Après avoir mangé un sandwich dehors, je retournai au magasin. J'écrivis un rapide message à Charles pour lui donner de mes nouvelles. Il m'avait fait promettre de le faire toutes les heures, pour s'assurer que je serais disponible s'il avait besoin d'aide. J'avais très bien senti son ton menaçant masqué par son visage souriant. Il avait au moins fini par accepter que je sorte pour travailler.

De : Charles
À : Soluna

« N'oublie pas de m'acheter mes tickets de loto ;) je t'aime »

Je soupirai en retirant mon manteau. Mais à peine avais-je posé mes clés sur le comptoir qu'une cliente entrait déjà dans la boutique. La cloche résonna à son entrée, et un sourire habituel prit place sur mon visage.

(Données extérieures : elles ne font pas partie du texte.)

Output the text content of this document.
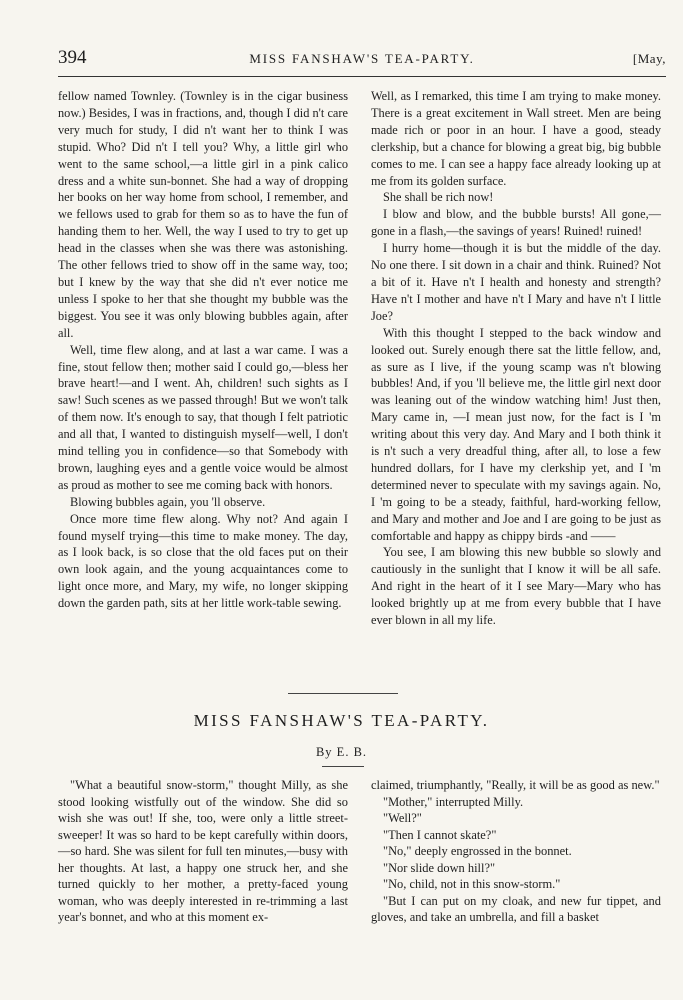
394	MISS FANSHAW'S TEA-PARTY.	[May,

fellow named Townley. (Townley is in the cigar business now.) Besides, I was in fractions, and, though I did n't care very much for study, I did n't want her to think I was stupid. Who? Did n't I tell you? Why, a little girl who went to the same school,—a little girl in a pink calico dress and a white sun-bonnet. She had a way of dropping her books on her way home from school, I remember, and we fellows used to grab for them so as to have the fun of handing them to her. Well, the way I used to try to get up head in the classes when she was there was astonishing. The other fellows tried to show off in the same way, too; but I knew by the way that she did n't ever notice me unless I spoke to her that she thought my bubble was the biggest. You see it was only blowing bubbles again, after all.

Well, time flew along, and at last a war came. I was a fine, stout fellow then; mother said I could go,—bless her brave heart!—and I went. Ah, children! such sights as I saw! Such scenes as we passed through! But we won't talk of them now. It's enough to say, that though I felt patriotic and all that, I wanted to distinguish myself—well, I don't mind telling you in confidence—so that Somebody with brown, laughing eyes and a gentle voice would be almost as proud as mother to see me coming back with honors.

Blowing bubbles again, you 'll observe.

Once more time flew along. Why not? And again I found myself trying—this time to make money. The day, as I look back, is so close that the old faces put on their own look again, and the young acquaintances come to light once more, and Mary, my wife, no longer skipping down the garden path, sits at her little work-table sewing.

Well, as I remarked, this time I am trying to make money. There is a great excitement in Wall street. Men are being made rich or poor in an hour. I have a good, steady clerkship, but a chance for blowing a great big, big bubble comes to me. I can see a happy face already looking up at me from its golden surface.

She shall be rich now!

I blow and blow, and the bubble bursts! All gone,—gone in a flash,—the savings of years! Ruined! ruined!

I hurry home—though it is but the middle of the day. No one there. I sit down in a chair and think. Ruined? Not a bit of it. Have n't I health and honesty and strength? Have n't I mother and have n't I Mary and have n't I little Joe?

With this thought I stepped to the back window and looked out. Surely enough there sat the little fellow, and, as sure as I live, if the young scamp was n't blowing bubbles! And, if you 'll believe me, the little girl next door was leaning out of the window watching him! Just then, Mary came in, —I mean just now, for the fact is I 'm writing about this very day. And Mary and I both think it is n't such a very dreadful thing, after all, to lose a few hundred dollars, for I have my clerkship yet, and I 'm determined never to speculate with my savings again. No, I 'm going to be a steady, faithful, hard-working fellow, and Mary and mother and Joe and I are going to be just as comfortable and happy as chippy birds -and ——

You see, I am blowing this new bubble so slowly and cautiously in the sunlight that I know it will be all safe. And right in the heart of it I see Mary—Mary who has looked brightly up at me from every bubble that I have ever blown in all my life.

MISS FANSHAW'S TEA-PARTY.
By E. B.

"What a beautiful snow-storm," thought Milly, as she stood looking wistfully out of the window. She did so wish she was out! If she, too, were only a little street-sweeper! It was so hard to be kept carefully within doors,—so hard. She was silent for full ten minutes,—busy with her thoughts. At last, a happy one struck her, and she turned quickly to her mother, a pretty-faced young woman, who was deeply interested in re-trimming a last year's bonnet, and who at this moment ex-

claimed, triumphantly, "Really, it will be as good as new."

"Mother," interrupted Milly.

"Well?"

"Then I cannot skate?"

"No," deeply engrossed in the bonnet.

"Nor slide down hill?"

"No, child, not in this snow-storm."

"But I can put on my cloak, and new fur tippet, and gloves, and take an umbrella, and fill a basket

- Bonjour, vous venez récupérer le violoncelle de votre garçon c'est ça ?
- Exact, mademoiselle Mendoza !

Je le lui amenai, elle paya la facture et me remercia avant de partir. Deux autres clients vinrent récupérer leur instrument avant que l'endroit ne soit désert pendant deux bonnes heures. J'en profitai pour apporter les dernières retouches à mon violon. Je triais les vernis quand la cloche de la porte s'agita une nouvelle fois. Me frottant les yeux, je me préparais à cacher ma fatigue et à montrer un sourire poli lorsque c'est un visage que je connaissais bien qui se trouva à la porte.

- Salut, Soluna.
- Bonjour Florian...

Je rougis légèrement en me souvenant de la dernière fois où j'ai couché avec Charles, avant de chasser cette pensée de ma tête. Il s'approcha et je le pris dans mes bras. Sentir son cœur battre sous les couches de vêtements qu'il portait me procurait une telle satisfaction que j'aurais aimé ne plus bouger pour l'éternité. Malheureusement il se détacha de moi et sembla m'observer avec attention.

- Pourquoi ces cernes ?

Je détournai le regard, il posa ses mains sur mes joues.

- C'est Charles ?
- Arrête, dis-je en retirant ses mains.
- Qu'est-ce que j'ai fait ?
- Ne parle pas de lui, répondis-je directement.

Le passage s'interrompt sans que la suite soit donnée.